Holographic structures on one or several planar waveguide interfaces can be generated in a computer and created with well-developed methods for fabrication of electronic integrated circuits, such as micro-lithography. Nano-imprinting also can be used. The both methods provide inexpensive mass-production of DPH devices. The planar waveguide interfaces are easily accessible for embedding the DPH structures, consisting of multiple nano-features, positioned in the configuration, optimal for a device with given parameters. The nano-features, for example, etched nano-grooves, modulate spatially the waveguide refractive index, steering light in required directions. Therefore, the DPH technology combines the power of thick (volume) holograms with easy access to the structure pattern for thin holograms and with automated manufacturing of digital holograms.

A typical DPH device comprises several million nano-features, which could be placed in a huge number of combinations, but only a few of them will be working efficiently. Finding optimal configuration of the nano-features is the main task during device design. This can be accomplished only with specialized software, running on a powerful computer. NOD proprietary programs provide design and simulation of DPH structures and are a crucial part of the DPH technology. Optical transfer functions are encoded in the positions of millions of identical grooves (lines), ~ 100 nm wide each. Both design and simulation of DPH devices rely strongly on theoretical physics and computer science.

A high magnification image of a DPH structure (a small fragment of a high resolution dispersive nano-grating), obtained with a scanning electron microscope, is presented below.

Our devices are fabricated on standard wafers and diced in small chips. Typically the waveguide core is 200 - 600 nm thick, while nano-grooves, embedded into it are ~100 nm wide and 10 - 100 nm deep. The size of a typical DPH nano-grating is shown in the next photo in comparison with a coin.
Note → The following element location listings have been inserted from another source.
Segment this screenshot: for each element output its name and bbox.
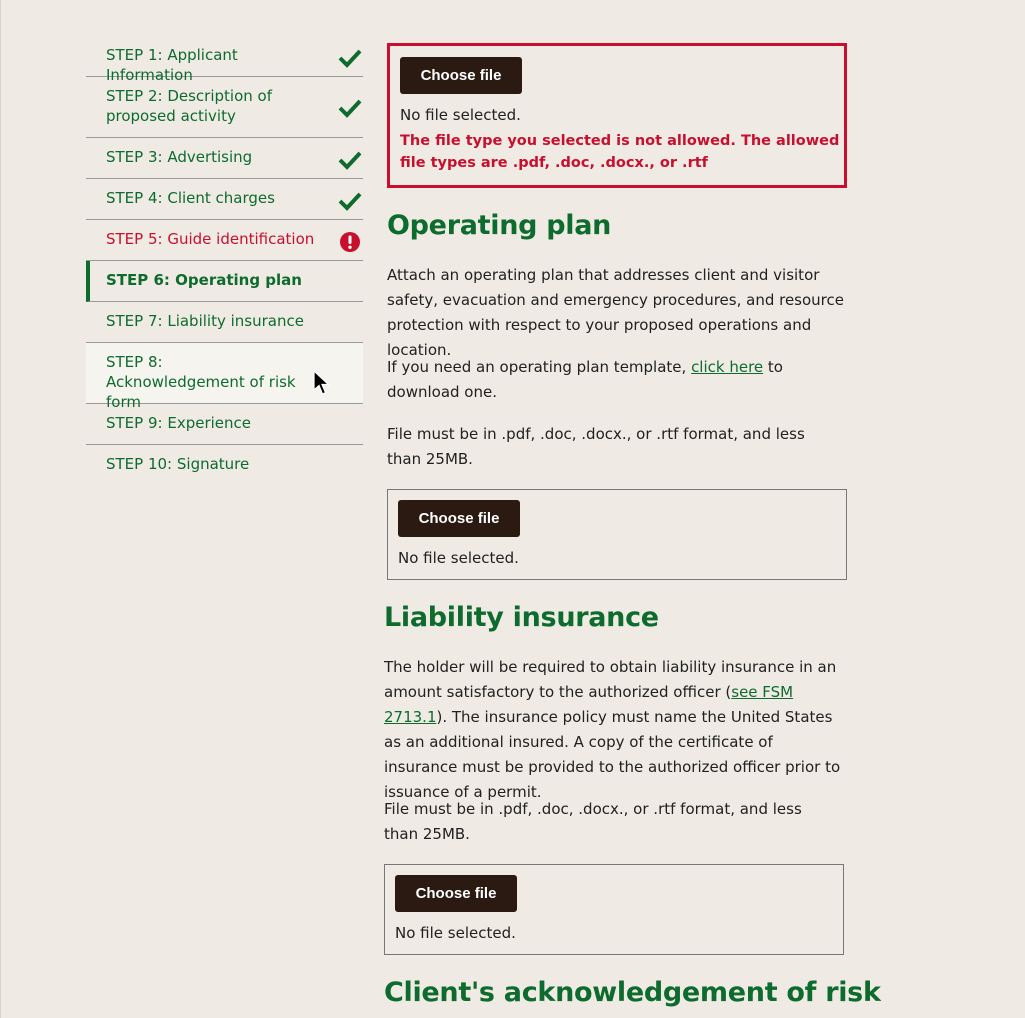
checkmark-icon: [338, 189, 362, 213]
sidebar-step-label: STEP 3: Advertising: [106, 148, 253, 166]
mouse-pointer-icon: [313, 370, 331, 395]
liability-text-after: ). The insurance policy must name the Un…: [384, 708, 841, 801]
liability-file-requirements: File must be in .pdf, .doc, .docx., or .…: [384, 800, 802, 843]
template-text-before: If you need an operating plan template,: [387, 358, 692, 376]
choose-file-button[interactable]: Choose file: [400, 57, 522, 94]
sidebar-step-label: STEP 7: Liability insurance: [106, 312, 304, 330]
sidebar-step-3[interactable]: STEP 3: Advertising: [86, 138, 363, 179]
liability-file-upload: Choose file No file selected.: [384, 864, 844, 955]
liability-insurance-description: The holder will be required to obtain li…: [384, 655, 842, 805]
checkmark-icon: [338, 46, 362, 70]
section-heading-operating-plan: Operating plan: [387, 210, 612, 241]
operating-plan-file-upload: Choose file No file selected.: [387, 489, 847, 580]
section-heading-acknowledgement: Client's acknowledgement of risk: [384, 977, 881, 1008]
sidebar-step-6[interactable]: STEP 6: Operating plan: [86, 261, 363, 302]
file-upload-error: Choose file No file selected. The file t…: [387, 43, 847, 188]
step-navigation: STEP 1: Applicant Information STEP 2: De…: [86, 36, 363, 486]
operating-plan-file-requirements: File must be in .pdf, .doc, .docx., or .…: [387, 425, 805, 468]
template-download-link[interactable]: click here: [691, 358, 763, 376]
section-heading-liability-insurance: Liability insurance: [384, 602, 659, 633]
sidebar-step-label: STEP 8: Acknowledgement of risk form: [106, 353, 296, 411]
sidebar-step-label: STEP 6: Operating plan: [106, 271, 302, 289]
choose-file-button[interactable]: Choose file: [395, 875, 517, 912]
operating-plan-template-text: If you need an operating plan template, …: [387, 355, 842, 405]
file-status-text: No file selected.: [395, 924, 516, 942]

The DPH devices beat competitors in size and performance. They can be easily customized for multiple applications. For example, we can design and fabricate nail-sized nano-gratings for absorption, emission, and Raman spectroscopy. The DPH technology is beneficial also for optical interfacing multiple active and passive photonic devices on the same chip, for combining or separating multiple laser beams, for increasing laser efficiency, and many other applications.

The nearest future Applications for the DPH technology are Nano-Spectrometers, Nano-Sensors, and Integrating Elements for Planar Lightwave Circuits.